Thanks for your reply.
As you are from mixed decent- Japanese-Hawaiian. It has been found that 50% of the Pacific Rim Asian population (Chinese, Japanese, Koreans) possess an atypical alcohol dehydrogenate (ADH) known as ADH2*2 that leads to rapid conversion of ethanol to acetaldehyde. Since acetaldehyde is more toxic than alcohol, its increased accumulation causes flushing in the human body.
The first step toward metabolizing alcohol is to convert it to acetaldehyde. Approximately half of people of Asian descent are considered to be sensitive to alcohol due to this condition. Flushing, after consuming one or two alcoholic beverages, includes a range of symptoms: dizziness, nausea, headaches, an increased pulse, occasional extreme drowsiness, and occasional skin swelling and itchiness. These unpleasant side effects often prevent further drinking that may lead to further inebriation, but the symptoms can lead to misassumption that the people affected are more easily inebriated than others.

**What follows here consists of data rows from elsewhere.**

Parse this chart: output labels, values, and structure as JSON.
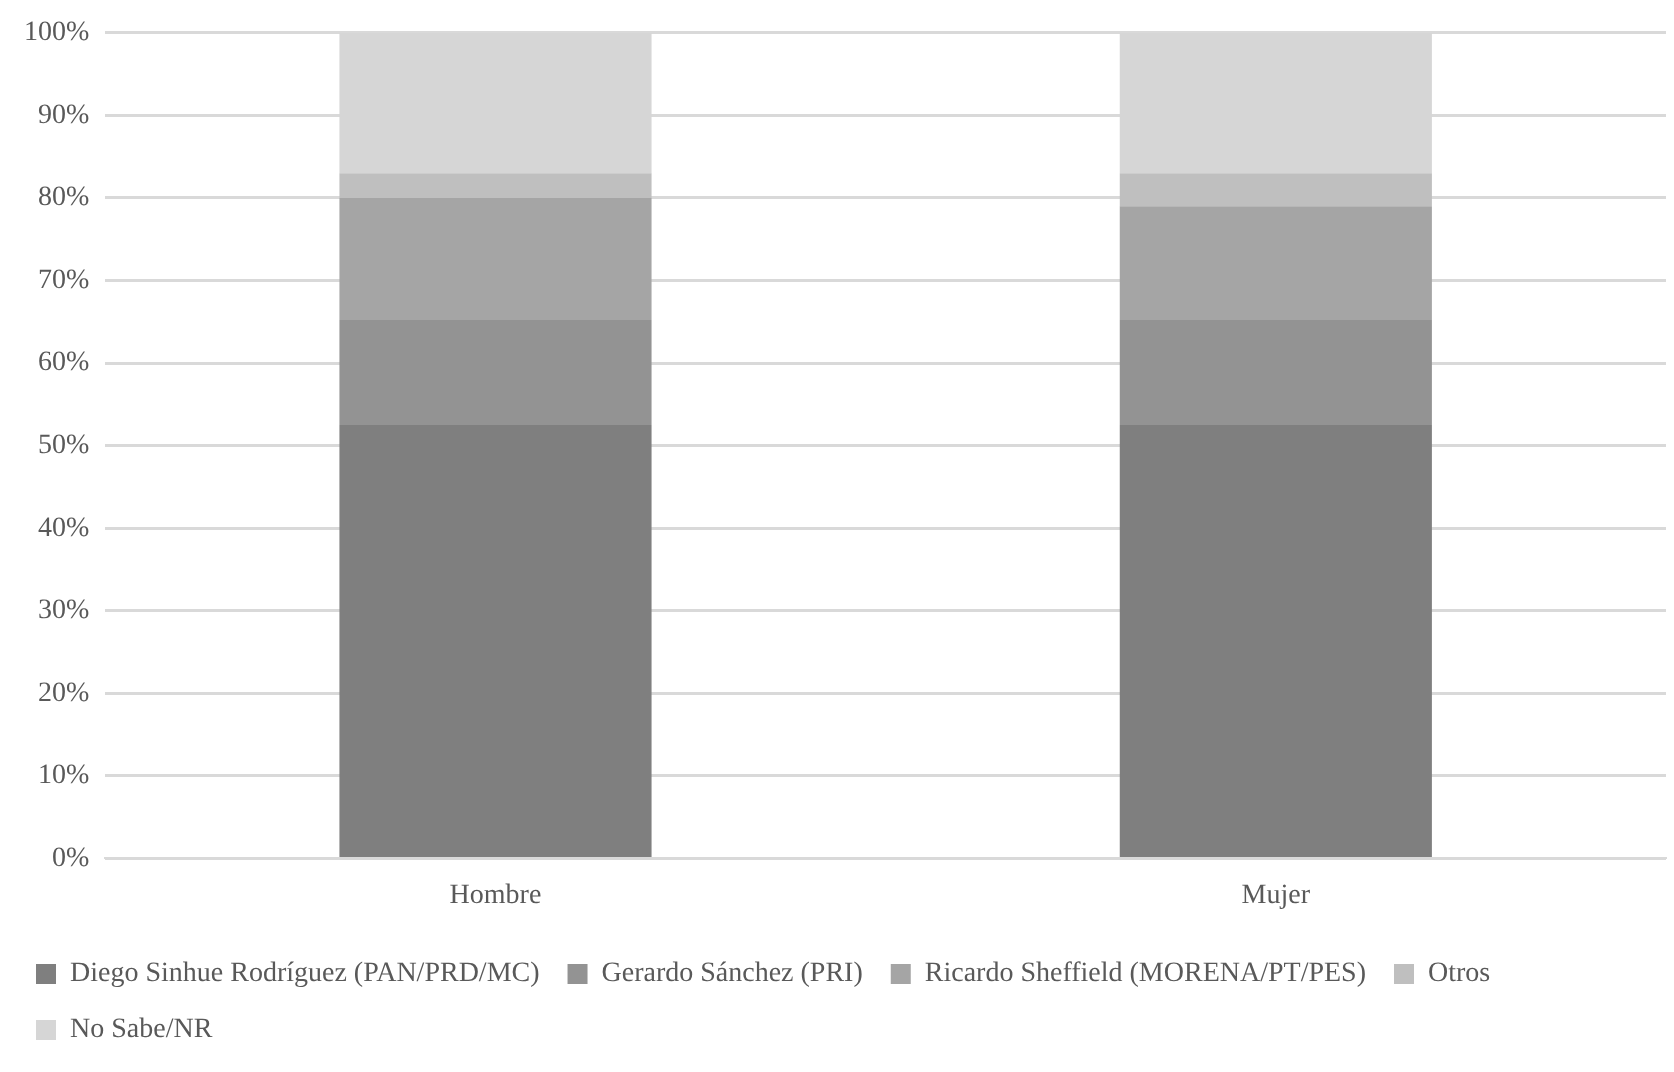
{
  "chart_data": {
    "type": "bar",
    "stacked": true,
    "categories": [
      "Hombre",
      "Mujer"
    ],
    "series": [
      {
        "name": "Diego Sinhue Rodríguez (PAN/PRD/MC)",
        "color": "#7f7f7f",
        "values": [
          52.5,
          52.5
        ]
      },
      {
        "name": "Gerardo Sánchez (PRI)",
        "color": "#939393",
        "values": [
          12.7,
          12.7
        ]
      },
      {
        "name": "Ricardo Sheffield (MORENA/PT/PES)",
        "color": "#a5a5a5",
        "values": [
          14.8,
          13.8
        ]
      },
      {
        "name": "Otros",
        "color": "#bfbfbf",
        "values": [
          3.0,
          4.0
        ]
      },
      {
        "name": "No Sabe/NR",
        "color": "#d6d6d6",
        "values": [
          17.0,
          17.0
        ]
      }
    ],
    "ylim": [
      0,
      100
    ],
    "yticks": [
      {
        "value": 0,
        "label": "0%"
      },
      {
        "value": 10,
        "label": "10%"
      },
      {
        "value": 20,
        "label": "20%"
      },
      {
        "value": 30,
        "label": "30%"
      },
      {
        "value": 40,
        "label": "40%"
      },
      {
        "value": 50,
        "label": "50%"
      },
      {
        "value": 60,
        "label": "60%"
      },
      {
        "value": 70,
        "label": "70%"
      },
      {
        "value": 80,
        "label": "80%"
      },
      {
        "value": 90,
        "label": "90%"
      },
      {
        "value": 100,
        "label": "100%"
      }
    ],
    "grid": "y",
    "legend": "bottom"
  }
}
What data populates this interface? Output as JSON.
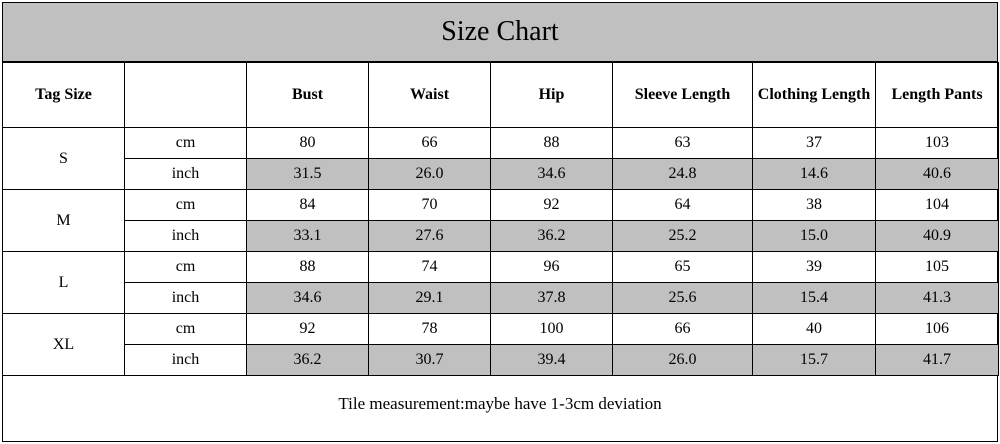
{
  "title": "Size Chart",
  "headers": [
    "Tag Size",
    "",
    "Bust",
    "Waist",
    "Hip",
    "Sleeve Length",
    "Clothing Length",
    "Length Pants"
  ],
  "rows": [
    {
      "size": "S",
      "cm": [
        "80",
        "66",
        "88",
        "63",
        "37",
        "103"
      ],
      "inch": [
        "31.5",
        "26.0",
        "34.6",
        "24.8",
        "14.6",
        "40.6"
      ]
    },
    {
      "size": "M",
      "cm": [
        "84",
        "70",
        "92",
        "64",
        "38",
        "104"
      ],
      "inch": [
        "33.1",
        "27.6",
        "36.2",
        "25.2",
        "15.0",
        "40.9"
      ]
    },
    {
      "size": "L",
      "cm": [
        "88",
        "74",
        "96",
        "65",
        "39",
        "105"
      ],
      "inch": [
        "34.6",
        "29.1",
        "37.8",
        "25.6",
        "15.4",
        "41.3"
      ]
    },
    {
      "size": "XL",
      "cm": [
        "92",
        "78",
        "100",
        "66",
        "40",
        "106"
      ],
      "inch": [
        "36.2",
        "30.7",
        "39.4",
        "26.0",
        "15.7",
        "41.7"
      ]
    }
  ],
  "unit_labels": {
    "cm": "cm",
    "inch": "inch"
  },
  "note": "Tile measurement:maybe have 1-3cm deviation",
  "colors": {
    "shade": "#c0c0c0",
    "border": "#000000"
  }
}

This causes a reaction where the body cannot break down ingested alcohol completely, due to a missense polymorphism that encodes the enzyme, acetaldehyde dehydrogenase (ALDH2), normally responsible for breaking down acetaldehyde, a product of the metabolism of alcohol. Flushing, or blushing, is associated with the erythema (reddening caused by dilation of capillaries) of the face, neck, and shoulder, after consumption of alcohol.
. Much anecdotal evidence suggests that consumption of heartburn medicine containing ranitidine or famotidine (such as Zantac® or Pepcid AC®) may be able to reduce the symptoms if taken an hour before drinking.